Rubisco Transcript Analysis
Total RNA was isolated from approximately 100 mg of liquid-nitrogen-frozen leaf tissue using a kit (RNeasy, Qiagen, Chatsworth, CA) following the manufacturer's instructions, but with the addition of two phenol/chloroform extraction steps. Absorbance of individual RNA samples was scanned between 320 and 220 nm and quantified by its A260. Total RNA (10 μg) was denatured in 50% (v/v) formamide, 18% (v/v) formaldehyde, and separated by electrophoresis on a 1.5% agarose gel containing 18% (v/v) formaldehyde. RNA was transferred by northern blotting to positively charged nylon membranes (Boehringer Mannheim). Electrophoresis and northern blotting were carried out using the procedures of Sambrook et al. (1989). Immediately after blotting, membranes were baked for 30 min at 120°C to achieve cross-linking. A duplicate set of samples was run on the same gel and stained with ethidium bromide (1 mg mL−1 stock solution). In addition, after hybridizations, the membranes were stained with ethidium bromide to verify integrity and equal loading of RNA.

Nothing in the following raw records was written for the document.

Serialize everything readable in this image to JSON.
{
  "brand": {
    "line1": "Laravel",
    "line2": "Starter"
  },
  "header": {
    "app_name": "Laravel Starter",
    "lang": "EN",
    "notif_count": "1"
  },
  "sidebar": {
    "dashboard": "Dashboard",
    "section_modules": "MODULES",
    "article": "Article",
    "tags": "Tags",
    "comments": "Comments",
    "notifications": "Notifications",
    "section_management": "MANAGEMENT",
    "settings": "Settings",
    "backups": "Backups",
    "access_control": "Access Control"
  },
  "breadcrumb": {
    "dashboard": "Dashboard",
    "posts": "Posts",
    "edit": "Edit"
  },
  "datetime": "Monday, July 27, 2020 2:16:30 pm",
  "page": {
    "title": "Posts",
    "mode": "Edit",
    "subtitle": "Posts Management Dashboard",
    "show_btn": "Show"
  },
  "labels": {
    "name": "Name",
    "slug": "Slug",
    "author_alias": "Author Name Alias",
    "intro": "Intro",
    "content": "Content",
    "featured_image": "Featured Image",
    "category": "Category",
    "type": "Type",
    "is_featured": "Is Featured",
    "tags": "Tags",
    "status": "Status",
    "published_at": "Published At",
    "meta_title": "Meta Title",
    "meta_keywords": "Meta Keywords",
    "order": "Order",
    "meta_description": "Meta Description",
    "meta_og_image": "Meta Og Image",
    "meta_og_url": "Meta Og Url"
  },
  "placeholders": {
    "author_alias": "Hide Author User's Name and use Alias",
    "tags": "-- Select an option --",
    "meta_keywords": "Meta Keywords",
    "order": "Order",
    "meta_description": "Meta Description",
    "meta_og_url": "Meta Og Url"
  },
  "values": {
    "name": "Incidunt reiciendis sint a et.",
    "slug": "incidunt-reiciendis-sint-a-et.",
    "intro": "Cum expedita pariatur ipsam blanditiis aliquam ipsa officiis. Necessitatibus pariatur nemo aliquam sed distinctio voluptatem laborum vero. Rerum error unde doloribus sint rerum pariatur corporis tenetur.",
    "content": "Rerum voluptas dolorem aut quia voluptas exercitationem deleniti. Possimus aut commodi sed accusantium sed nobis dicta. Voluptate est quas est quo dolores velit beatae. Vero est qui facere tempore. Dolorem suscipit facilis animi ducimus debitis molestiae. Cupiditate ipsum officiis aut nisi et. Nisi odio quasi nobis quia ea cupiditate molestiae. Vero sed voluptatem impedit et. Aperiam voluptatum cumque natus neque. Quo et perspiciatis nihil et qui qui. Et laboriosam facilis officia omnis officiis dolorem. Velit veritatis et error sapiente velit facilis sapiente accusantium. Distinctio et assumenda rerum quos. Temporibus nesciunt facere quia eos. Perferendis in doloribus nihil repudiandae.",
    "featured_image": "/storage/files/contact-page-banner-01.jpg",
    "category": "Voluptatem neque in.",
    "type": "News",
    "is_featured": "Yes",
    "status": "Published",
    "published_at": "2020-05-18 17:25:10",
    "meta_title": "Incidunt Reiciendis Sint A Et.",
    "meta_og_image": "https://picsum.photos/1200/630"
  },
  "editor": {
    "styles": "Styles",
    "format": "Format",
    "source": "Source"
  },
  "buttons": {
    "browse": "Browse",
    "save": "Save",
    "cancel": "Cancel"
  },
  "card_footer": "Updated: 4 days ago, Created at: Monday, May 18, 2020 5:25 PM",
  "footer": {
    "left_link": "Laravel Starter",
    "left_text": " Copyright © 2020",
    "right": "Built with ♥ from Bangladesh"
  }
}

Detection of mRNA for rbcS was performed by hybridization with a DIG-labeled DNA probe. A 176-bp probe was synthesized using PCR with a cDNA of the rice rbcS gene as the template (Xie and Wu, 1988). DIG labeling was performed using a probe-synthesis kit (PCR DIG, Boehringer Mannheim). Hybridization and detection of the probe were accomplished using the protocols described by the manufacturer. Hybridizations were carried out in 5× SSC (1× SSC = 150 mm NaCl, 15 mm sodium citrate), 50 mm sodium phosphate, pH 7.0, 50% (v/v) formamide, 7.0% (w/v) SDS, 0.1% (w/v) N-lauroylsarcosine, and 2% (w/v) blocking reagent (Boehringer Mannheim) for 16 h at 50°C. After hybridization, membranes were washed twice for 15 min at room temperature in 2× SSC, 0.1% (w/v) SDS, and twice for 15 min at 70°C in 0.1× SSC, 0.1% (w/v) SDS. The DIG label was detected by chemiluminescence (CSPD, Tropix, Bedford, MA) and the membranes were exposed to x-ray film (Fugi, Tokyo, Japan) at room temperature. Quantification of probe hybridized to rbcS mRNA of rice was achieved by image-density scanning of blots (IS-1000 version 2.0, Alpha Innotech Corp., San Leandro, CA). Northern-blot analysis was performed for two separate RNA extractions with similar results.
Carbohydrate Analysis
Soluble carbohydrates were extracted from approximately 150 mg of liquid-nitrogen-frozen leaf tissue using 80% (v/v) ethanol at 85°C. Glc, Fru, and Suc were quantified using the microtiter method described by Hendrix (1993). Carbohydrate assays were performed in triplicate on three separate extractions.
Statistical Methods
A repeated-measures analysis of variance was used to model Rubisco and soluble carbohydrate data according to a split-plot-in-time approach using the Mixed Repeated Measures Analysis procedure (SAS Institute, Cary, NC) to obtain the estimates for the model. The factors used for the model were [CO2] treatment, day of experiment, and [CO2] treatment × day of experiment.
RESULTS
Leaf Photosynthesis
Light-saturated rates of photosynthetic CO2 assimilation by both mature and expanding leaves of rice, measured at their respective growth [CO2], were greatest for plants growing at high CO2 (700 μL L−1 CO2). Photosynthetic rates of mature leaves gradually declined during the course of the experiment, whereas those of expanding leaves tended to increase (Fig. 1). Values for rice grown continuously under ambient CO2 ranged from 19 to 28 and 19 to 25 μmol CO2 m−2 leaf area s−1 for mature and expanding leaves, respectively, whereas values for rice grown continuously under high CO2 were as high as 33 to 37 μmol m−2 s−1.
Figure 1.
Photosynthetic CO2-assimilation rate from mature (A) and expanding (B) leaves of rice. The switch in [CO2] was made on d 2. Values are the means ± se, n = 3.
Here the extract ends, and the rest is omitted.